Wie man vermögenswirksame Leistungen anlegt

Was sind vermögenswirksame Leistungen (kurz: VL) ?

Vermögenswirksame Leistungen sind freiwillige Geldleistungen, die der Arbeitgeber dem Angestellten leistet. Jedoch erhält man die vermögenswirksamen Leistungen nicht als Überweisung auf das Girokonto, sondern werden vertragsgemäß für den Arbeitnehmer angelegt. Die maximale Summe, die Arbeitnehmer als vermögenswirksame Leistungen vom Arbeitgeber erhalten können sind 40€. Auch wenn die Summe auf den ersten Blick klein erscheint, kann es bei geringen Kosten durchaus sehr lohnend sein.

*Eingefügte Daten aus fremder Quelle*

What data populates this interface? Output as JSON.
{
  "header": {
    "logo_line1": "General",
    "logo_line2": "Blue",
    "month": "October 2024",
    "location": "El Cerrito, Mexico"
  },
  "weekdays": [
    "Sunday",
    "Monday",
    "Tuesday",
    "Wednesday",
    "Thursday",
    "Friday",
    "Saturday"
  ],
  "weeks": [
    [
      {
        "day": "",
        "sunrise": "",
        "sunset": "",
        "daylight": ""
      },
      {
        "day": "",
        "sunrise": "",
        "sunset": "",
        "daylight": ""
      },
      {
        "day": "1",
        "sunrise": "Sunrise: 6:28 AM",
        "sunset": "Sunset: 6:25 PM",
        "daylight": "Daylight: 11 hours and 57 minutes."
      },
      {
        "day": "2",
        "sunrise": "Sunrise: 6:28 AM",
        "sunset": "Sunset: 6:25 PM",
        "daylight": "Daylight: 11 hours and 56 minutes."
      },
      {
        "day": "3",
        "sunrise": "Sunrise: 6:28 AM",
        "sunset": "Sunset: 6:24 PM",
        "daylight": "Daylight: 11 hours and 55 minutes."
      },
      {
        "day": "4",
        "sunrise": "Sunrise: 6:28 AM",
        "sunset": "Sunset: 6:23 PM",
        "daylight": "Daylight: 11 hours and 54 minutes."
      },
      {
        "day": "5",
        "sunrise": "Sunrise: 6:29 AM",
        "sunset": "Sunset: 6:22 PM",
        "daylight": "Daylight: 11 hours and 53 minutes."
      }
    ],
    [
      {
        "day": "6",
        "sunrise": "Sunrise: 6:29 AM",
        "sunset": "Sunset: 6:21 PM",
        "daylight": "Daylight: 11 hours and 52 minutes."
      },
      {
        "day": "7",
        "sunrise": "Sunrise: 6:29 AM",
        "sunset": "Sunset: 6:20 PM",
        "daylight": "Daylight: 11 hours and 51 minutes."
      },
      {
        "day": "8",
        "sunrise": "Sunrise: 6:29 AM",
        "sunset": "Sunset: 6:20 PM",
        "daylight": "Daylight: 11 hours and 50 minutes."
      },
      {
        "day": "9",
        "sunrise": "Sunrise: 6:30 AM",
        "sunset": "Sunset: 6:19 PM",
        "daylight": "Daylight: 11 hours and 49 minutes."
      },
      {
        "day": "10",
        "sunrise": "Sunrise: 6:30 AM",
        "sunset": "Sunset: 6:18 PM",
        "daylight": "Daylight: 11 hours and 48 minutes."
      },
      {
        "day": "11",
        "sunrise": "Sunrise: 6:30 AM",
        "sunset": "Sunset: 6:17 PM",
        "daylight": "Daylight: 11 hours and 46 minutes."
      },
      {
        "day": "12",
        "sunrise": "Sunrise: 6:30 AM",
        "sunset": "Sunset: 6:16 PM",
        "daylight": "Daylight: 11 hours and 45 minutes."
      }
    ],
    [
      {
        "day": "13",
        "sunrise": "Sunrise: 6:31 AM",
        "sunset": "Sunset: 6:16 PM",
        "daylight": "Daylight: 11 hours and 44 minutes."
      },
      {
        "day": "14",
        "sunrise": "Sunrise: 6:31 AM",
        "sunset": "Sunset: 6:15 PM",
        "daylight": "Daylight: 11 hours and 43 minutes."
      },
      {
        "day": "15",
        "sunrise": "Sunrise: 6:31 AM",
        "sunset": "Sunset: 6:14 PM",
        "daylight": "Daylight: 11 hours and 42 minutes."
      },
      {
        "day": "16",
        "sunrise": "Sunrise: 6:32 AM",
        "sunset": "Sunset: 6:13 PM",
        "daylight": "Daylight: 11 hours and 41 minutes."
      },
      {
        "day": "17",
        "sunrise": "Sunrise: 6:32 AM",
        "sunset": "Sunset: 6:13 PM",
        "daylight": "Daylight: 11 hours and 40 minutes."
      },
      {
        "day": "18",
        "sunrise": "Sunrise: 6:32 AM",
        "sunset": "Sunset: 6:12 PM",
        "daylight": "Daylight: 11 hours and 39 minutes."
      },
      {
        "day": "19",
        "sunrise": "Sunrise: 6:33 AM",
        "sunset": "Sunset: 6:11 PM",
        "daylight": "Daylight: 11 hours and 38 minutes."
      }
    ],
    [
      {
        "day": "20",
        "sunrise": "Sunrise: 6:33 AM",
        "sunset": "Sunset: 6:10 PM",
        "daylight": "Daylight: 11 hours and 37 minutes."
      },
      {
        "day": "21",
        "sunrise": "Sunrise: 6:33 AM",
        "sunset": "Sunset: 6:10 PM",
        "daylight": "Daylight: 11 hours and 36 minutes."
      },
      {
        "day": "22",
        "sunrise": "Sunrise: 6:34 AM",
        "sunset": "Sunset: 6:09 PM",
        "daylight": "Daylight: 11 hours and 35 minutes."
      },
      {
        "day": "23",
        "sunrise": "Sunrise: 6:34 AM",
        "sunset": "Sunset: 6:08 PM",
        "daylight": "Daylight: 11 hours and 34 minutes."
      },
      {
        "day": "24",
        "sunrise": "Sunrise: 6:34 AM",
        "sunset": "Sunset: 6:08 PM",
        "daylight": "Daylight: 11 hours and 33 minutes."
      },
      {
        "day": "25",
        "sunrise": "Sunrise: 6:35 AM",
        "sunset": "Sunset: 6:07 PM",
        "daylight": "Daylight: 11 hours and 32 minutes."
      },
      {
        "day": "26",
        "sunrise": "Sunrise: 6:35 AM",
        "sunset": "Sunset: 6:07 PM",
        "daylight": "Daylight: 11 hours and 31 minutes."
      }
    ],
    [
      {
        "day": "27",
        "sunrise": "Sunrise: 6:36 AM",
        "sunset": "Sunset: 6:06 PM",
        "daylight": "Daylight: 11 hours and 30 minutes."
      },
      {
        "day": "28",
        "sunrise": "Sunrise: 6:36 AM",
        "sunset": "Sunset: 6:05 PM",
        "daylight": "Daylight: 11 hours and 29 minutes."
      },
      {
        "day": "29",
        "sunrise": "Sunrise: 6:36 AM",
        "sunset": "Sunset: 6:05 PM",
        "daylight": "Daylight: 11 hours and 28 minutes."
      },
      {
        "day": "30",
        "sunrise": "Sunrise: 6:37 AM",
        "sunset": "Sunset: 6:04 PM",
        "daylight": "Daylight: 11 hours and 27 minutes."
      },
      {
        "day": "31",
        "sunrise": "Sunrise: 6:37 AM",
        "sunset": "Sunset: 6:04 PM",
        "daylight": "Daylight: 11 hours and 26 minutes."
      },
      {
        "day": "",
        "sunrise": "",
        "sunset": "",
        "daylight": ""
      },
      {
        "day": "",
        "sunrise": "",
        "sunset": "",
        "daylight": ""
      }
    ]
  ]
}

Normalerweise bekommen Arbeitnehmer in der Metall- und Elektroindustrie, Beamte im öffentlichen Dienst und Handwerker vermögenswirksame Leistungen. Die Bedingungen und die Höhe der Leistungen sind dabei im Tarifvertrag oder einzeln im Arbeitsvertrag geregelt. Es lohnt sich durchaus, sich bei der Personalabteilung zu informieren. Oft können im Rahmen von Gehaltsverhandlungen vermögenswirksame Leistungen ausgehandelt werden, auch wenn sie in der Branche sonst nicht üblich sind.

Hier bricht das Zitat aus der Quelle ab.